Op technisch vlak was het kanaal niet meteen een succes. De drie sluizen
van Kampenhout, Mechelen en het Zennegat volstonden eigenlijk niet om het
niveauverschil van 14 meter op te vangen. De druk van het water in het kanaal
was zo groot dat de sluisdeuren stuk gingen en dat op bepaalde plaatsen zelfs
de dijk doorbrak. Een aantal nieuwe sluizen moesten deze overstromingen in de
toekomst voorkomen. De sluis van Mechelen werd vervangen door een sluis
in Battel en één in Boortmeerbeek en in Tildonk werd er een sluis bijgebouwd.
In 1763 waren de werken beëindigd. Tien jaar na de opening begon de scheepvaart
goed te lopen en Leuven plukte er de vruchten van. De omgeving van de vaartkom
werd een groeiend en bloeiend stadsdeel met handelshuizen en magazijnen.
Een dagelijkse trekschuit, die pas werd afgeschaft na de opening van de
spoorlijn in 1837, bracht passagiers naar Mechelen.
Na verloop van tijd ging het kanaal evenwel steeds minder renderen.
De geringe diepgang liet geen voldoende grote schepen meer toe en de
concurrentie van de spoorwegen en het vrachtvervoer werd te sterk. Maar
in 1986 is een kentering ingezet.
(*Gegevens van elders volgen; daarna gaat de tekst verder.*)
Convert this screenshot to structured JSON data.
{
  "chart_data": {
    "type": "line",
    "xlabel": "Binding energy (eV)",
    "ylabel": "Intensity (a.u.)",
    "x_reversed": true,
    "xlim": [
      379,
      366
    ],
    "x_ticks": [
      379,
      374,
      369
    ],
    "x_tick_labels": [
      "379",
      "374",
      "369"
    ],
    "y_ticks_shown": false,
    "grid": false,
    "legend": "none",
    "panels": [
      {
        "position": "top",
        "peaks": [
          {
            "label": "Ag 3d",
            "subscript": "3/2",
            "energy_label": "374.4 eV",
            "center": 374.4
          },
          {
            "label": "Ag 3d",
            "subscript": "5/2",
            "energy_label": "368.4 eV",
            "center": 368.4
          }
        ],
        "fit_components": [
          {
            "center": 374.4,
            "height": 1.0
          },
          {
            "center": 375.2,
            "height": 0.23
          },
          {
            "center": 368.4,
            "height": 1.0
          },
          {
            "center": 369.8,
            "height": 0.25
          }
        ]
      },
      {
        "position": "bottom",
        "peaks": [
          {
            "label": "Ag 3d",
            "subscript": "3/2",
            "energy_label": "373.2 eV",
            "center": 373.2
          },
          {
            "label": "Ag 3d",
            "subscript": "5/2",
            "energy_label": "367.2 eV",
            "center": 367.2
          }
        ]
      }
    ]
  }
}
Het kanaal wordt opnieuw onderhouden en
de infrastructuur op peil gehouden. Wellicht is er toch een toekomst voor
het kanaal als de bedrijven langs het kanaal terug overschakelen op de
binnenscheepvaart en zo meewerken aan een oplossing voor de overbelasting
van ons wegennet.
Het kanaal en zijn omgeving
Het Kanaal Leuven-Dijle begint in de Leuvense Vaartkom en
loopt naar Mechelen. Het eindigt ter hoogte van het Zennegat, een eindje
voorbij Mechelen. Het is 30 km lang en heeft dus 5 sluizen, namelijk in
Tildonk, Kampenhout, Boortmeerbeek, Battel en ter hoogte van het Zennegat.
Het kanaal en de Dijle stromen een poosje broederlijk naast mekaar door het
landschap, om vervolgens even uit mekaar te gaan en tenslotte ter hoogte
van het Zennegat met de Zenne samen te vloeien. Ongeveer 1 km verder vloeit
de Dijle samen met de Nete en vormt zo de Rupel, die dan weer met de Zeeschelde
in verbinding staat.
Het bijzonder rijke industrieel erfgoed langs en op het kanaal getuigt
van de drukke economische activiteiten én van de technische vindingrijkheid
en architecturale vernieuwingsdrang van vorige generaties. We vinden er niet
alleen de vele industriële gebouwen met hun soms heel interessante installaties,
maar ook de sluizen, bruggen en andere bouwwerken die bij de uitbating van een
kanaal horen.
Als 'bierkanaal' is het Kanaal Leuven-Dijle wellicht het meest bekend. Het is
logisch dat brouwerijen en mouterijen aan een waterweg gelegen zijn, want zij
hebben veel grondstoffen nodig die via het water goedkoop aangevoerd kunnen worden.
Op onze tocht komen we echter ook voormalige bloemmolens, stapelhuizen, tabaksfabrieken,
graan- en olieslagmolens, een gasfabriek en de vroegere conservenfabrikant Marie Thumas tegen.
De sluizen van het kanaal vallen dan weer op door hun ovalen vorm in twee delen.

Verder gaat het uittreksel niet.